Grafted

by Michelle Huang

Grafted (Sacha Rainbow, 2024)

For Grafted’s central character, “beauty is pain” in the most literal sense. Sacha Rainbow’s ambitious debut feature explores how far one might go to become beautiful. After the shy but talented Wei (Joyene Sun) receives a university scholarship, she moves to New Zealand for her studies. Her father was a Chinese scientist who dedicated his life’s work to “fix” the birth defect on his daughter’s face and neck, of which he also possesses. Wei seeks to continue her father’s research for the cure, believing that it will make her loveable in her new environment. As she begins conducting facial skin grafting experiments on herself, a sleazy lecturer that itches to steal her research, an unwelcoming cousin (Jess Hong) and her squad of mean girls become hindrances to her pursuit of beauty.

At times Rainbow’s film is certainly unsubtle with its intense concern with the pressures of modern beauty standards and the currency of pretty privilege. In one of the first moments of Wei’s arrival to the new country, a billboard that reads “with a new face, become a new you” bashes the audience on head with its message.

It seems that the film only dabbles in the idea that Western beauty standards are rooted in whiteness, but it is evident that it wants to use Wei’s Chineseness to explore the insidiousness of such deep-rooted issues. Of course, her Chinese identity is detailed throughout the film through food and the home altar set up for her father. Her cousin, Angela, is an assimilated foil to Wei’s foreignness. While Angela’s hostility towards Wei is never explicitly stated, her immediate rejection of Wei is a defensive attempt to distance herself from being othered. However, this characterisation makes her more of a caricature to the question of otherness which the film did not intend to answer. The Chinese elements of the film do not feel in the least ornamental, but could have given the film more nuanced and original conversations around beauty.

As a cinematic experience, the graphic yet believable gore makes for a dizzying feast for the eyes. Wei experiments on herself ruthlessly with unshakable determination. The shock horror from her intentional scalpel work leaves the audience squirming at rubbery flesh and squelching blood; body horror is promised by the premise, and it is undoubtedly delivered.

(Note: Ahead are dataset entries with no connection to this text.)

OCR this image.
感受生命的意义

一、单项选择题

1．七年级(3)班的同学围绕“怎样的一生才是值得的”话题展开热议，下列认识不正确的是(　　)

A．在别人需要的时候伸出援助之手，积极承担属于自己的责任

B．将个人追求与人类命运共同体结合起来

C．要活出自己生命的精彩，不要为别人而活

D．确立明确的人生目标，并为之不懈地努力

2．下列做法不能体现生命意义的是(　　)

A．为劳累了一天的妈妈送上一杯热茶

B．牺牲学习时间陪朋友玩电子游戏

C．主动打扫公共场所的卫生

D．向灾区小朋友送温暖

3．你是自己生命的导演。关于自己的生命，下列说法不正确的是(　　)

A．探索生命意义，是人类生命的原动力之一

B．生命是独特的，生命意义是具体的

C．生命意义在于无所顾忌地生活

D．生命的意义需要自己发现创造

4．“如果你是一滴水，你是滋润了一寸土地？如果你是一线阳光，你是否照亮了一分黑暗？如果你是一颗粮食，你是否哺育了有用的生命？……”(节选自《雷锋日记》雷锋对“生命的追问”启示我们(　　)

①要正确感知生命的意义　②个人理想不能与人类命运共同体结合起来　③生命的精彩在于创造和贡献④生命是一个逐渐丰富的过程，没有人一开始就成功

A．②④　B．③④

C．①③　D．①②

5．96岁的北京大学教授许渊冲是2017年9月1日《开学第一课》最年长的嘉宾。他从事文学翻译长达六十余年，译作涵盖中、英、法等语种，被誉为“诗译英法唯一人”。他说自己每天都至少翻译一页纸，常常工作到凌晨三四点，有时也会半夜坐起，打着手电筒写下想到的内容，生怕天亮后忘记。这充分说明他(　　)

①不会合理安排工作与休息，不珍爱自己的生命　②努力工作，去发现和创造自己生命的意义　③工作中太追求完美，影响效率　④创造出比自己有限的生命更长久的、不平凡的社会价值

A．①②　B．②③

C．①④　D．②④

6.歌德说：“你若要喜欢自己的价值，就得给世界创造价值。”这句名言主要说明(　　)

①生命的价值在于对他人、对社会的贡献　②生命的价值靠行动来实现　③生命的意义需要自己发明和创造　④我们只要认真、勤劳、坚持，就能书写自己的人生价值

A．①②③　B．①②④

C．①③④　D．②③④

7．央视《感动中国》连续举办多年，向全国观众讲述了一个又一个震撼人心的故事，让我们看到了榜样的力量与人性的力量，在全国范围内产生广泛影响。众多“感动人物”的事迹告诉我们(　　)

While it seems like discussions of Grafted often fall in the shadows of the widespread commercial and critical success of Coralie Fargeat’s The Substance (unfortunately released the same year), the similar themes only amplify the craving for a sick (and sickening) time at the movies. Rainbow’s film screened at MWFF 2025 as part of the ‘Almost Midnight Movie Marathon’ alongside local small budget T Blockers (Alice Maio Mackay, 2024). A double feature format feels like a rite of passage for the horror film to be cemented with cult status, indicating that the grotesque, horror B-movie sensibilities of Grafted will likely garner at-home movie-night rewatches as a future contemporary cult classic.